Infine, le teorie psicologiche esplorano le differenze individuali nella percezione del rischio legate ad elementi cognitivi quali l’autostima e i meccanismi di attribuzione soggettiva dei fattori cui si attribuisce la causa di eventi chiamato “locus of control”. Mentre l’autostima può influenzare la fiducia di un individuo nel proprio giudizio e nella propria capacità di affrontare i rischi, il locus of control, definisce come questo stesso individuo percepisce il proprio grado di controllo sugli eventi, definendo i risultati degli eventi in due specifici modi di pensare: il primo dei due modi di pensare, si percepisce come responsabile degli esiti ed eventi conseguenti alle proprie azioni, per i secondi invece ci si proietta principalmente non determinanti sugli eventi e i risultati delle proprie scelte in quanto controllati da forze esterne.
A queste teorie si aggiungono alcune ipotesi di carattere evoluzionistico, istintivo, relativamente alla possibilità che valutazioni del rischio diversificate, possano derivare da un incremento delle opportunità di accoppiarsi con un maggior numero di partner o alla necessità di proteggere i cuccioli.

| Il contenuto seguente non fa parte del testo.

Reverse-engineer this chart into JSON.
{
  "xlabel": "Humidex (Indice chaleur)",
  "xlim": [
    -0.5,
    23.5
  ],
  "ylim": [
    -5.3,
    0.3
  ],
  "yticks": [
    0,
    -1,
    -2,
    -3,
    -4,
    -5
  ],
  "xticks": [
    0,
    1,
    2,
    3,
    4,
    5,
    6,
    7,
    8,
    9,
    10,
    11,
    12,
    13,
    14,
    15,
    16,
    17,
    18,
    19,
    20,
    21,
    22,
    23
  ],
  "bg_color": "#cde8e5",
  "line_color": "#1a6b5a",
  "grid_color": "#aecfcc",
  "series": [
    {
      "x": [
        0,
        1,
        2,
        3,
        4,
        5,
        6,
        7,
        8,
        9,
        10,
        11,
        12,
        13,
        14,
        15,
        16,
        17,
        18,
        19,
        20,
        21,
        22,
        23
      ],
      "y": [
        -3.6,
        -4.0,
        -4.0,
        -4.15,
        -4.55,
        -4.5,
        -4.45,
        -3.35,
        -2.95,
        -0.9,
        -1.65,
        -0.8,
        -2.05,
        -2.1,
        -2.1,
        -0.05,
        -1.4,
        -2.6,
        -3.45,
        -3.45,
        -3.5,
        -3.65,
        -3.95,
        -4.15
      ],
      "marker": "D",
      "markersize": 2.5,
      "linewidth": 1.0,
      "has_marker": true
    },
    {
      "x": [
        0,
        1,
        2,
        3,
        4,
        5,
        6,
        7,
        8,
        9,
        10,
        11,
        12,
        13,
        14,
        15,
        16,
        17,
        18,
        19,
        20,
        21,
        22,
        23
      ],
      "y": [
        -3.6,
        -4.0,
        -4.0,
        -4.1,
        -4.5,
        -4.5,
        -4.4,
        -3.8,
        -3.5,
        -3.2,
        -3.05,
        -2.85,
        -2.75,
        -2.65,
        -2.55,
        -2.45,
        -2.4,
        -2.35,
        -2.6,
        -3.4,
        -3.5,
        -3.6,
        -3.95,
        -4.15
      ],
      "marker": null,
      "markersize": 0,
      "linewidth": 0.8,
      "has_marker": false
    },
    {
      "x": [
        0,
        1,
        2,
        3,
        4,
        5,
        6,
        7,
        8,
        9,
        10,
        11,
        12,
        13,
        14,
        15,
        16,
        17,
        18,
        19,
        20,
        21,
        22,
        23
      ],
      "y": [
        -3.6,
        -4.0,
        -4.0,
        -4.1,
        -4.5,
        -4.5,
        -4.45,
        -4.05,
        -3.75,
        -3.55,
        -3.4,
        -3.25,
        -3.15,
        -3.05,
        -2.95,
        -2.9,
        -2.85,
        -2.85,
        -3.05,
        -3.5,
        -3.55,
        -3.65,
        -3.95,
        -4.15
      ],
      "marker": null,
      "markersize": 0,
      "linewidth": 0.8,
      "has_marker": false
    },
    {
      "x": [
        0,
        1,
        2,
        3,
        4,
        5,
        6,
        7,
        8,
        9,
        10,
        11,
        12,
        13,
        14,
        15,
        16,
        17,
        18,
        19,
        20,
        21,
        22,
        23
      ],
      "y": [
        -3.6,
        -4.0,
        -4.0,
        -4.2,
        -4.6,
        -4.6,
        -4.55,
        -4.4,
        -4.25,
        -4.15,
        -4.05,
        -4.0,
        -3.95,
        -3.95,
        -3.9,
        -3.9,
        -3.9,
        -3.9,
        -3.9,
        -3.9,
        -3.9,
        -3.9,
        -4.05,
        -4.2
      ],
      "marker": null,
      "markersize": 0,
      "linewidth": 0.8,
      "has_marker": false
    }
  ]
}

Tirando le somme, riconoscere e comprendere le differenze individuali nella percezione del rischio, può costituire una chiave di lettura importante per l’implementazione di strategie di gestione e per la promozione di una cultura della sicurezza più efficace all’interno dei contesti aziendali. Fondamentale per il miglioramento di ogni condizione lavorativa quindi, rimane l’aspetto della formazione, della sensibilizzazione e della comunicazione sulle tematiche legate alla sicurezza sul posto di lavoro: in particolare, agli aspetti legati alla sottostima delle conseguenze negative, in termini sia di frequenza che di gravità, nella percezione principalmente maschile in fase di attività lavorativa, con testimonianze dirette di infortuni e incidenti sul lavoro.

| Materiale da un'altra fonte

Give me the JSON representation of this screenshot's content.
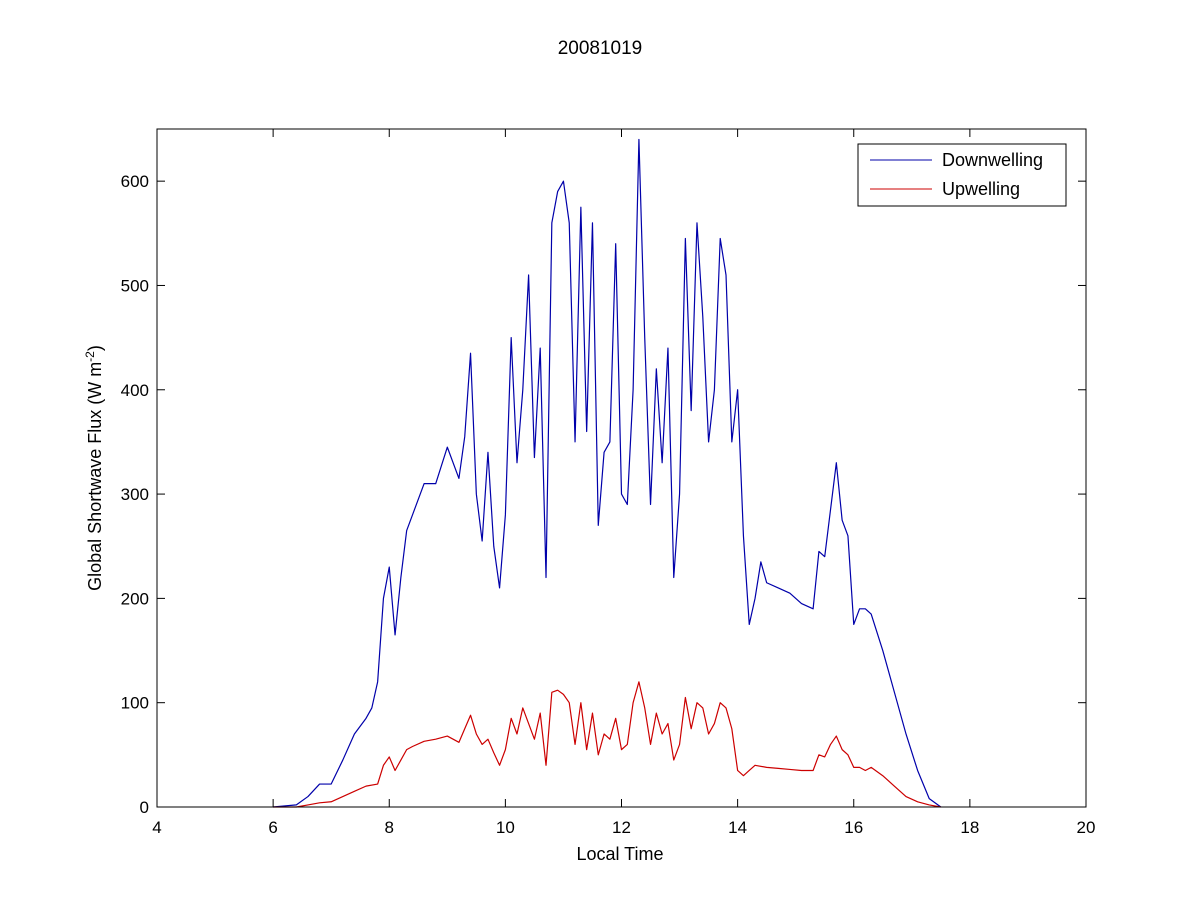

Attraverso la formazione, la sensibilizzazione e la comunicazione, è possibile aiutare i lavoratori a sviluppare una percezione del rischio più accurata, basata su una valutazione oggettiva dei pericoli e delle potenziali conseguenze e soggettiva nei termini in cui si è chiamati a prendere decisioni in caso di pericolo, adottando comportamenti sicuri e responsabili.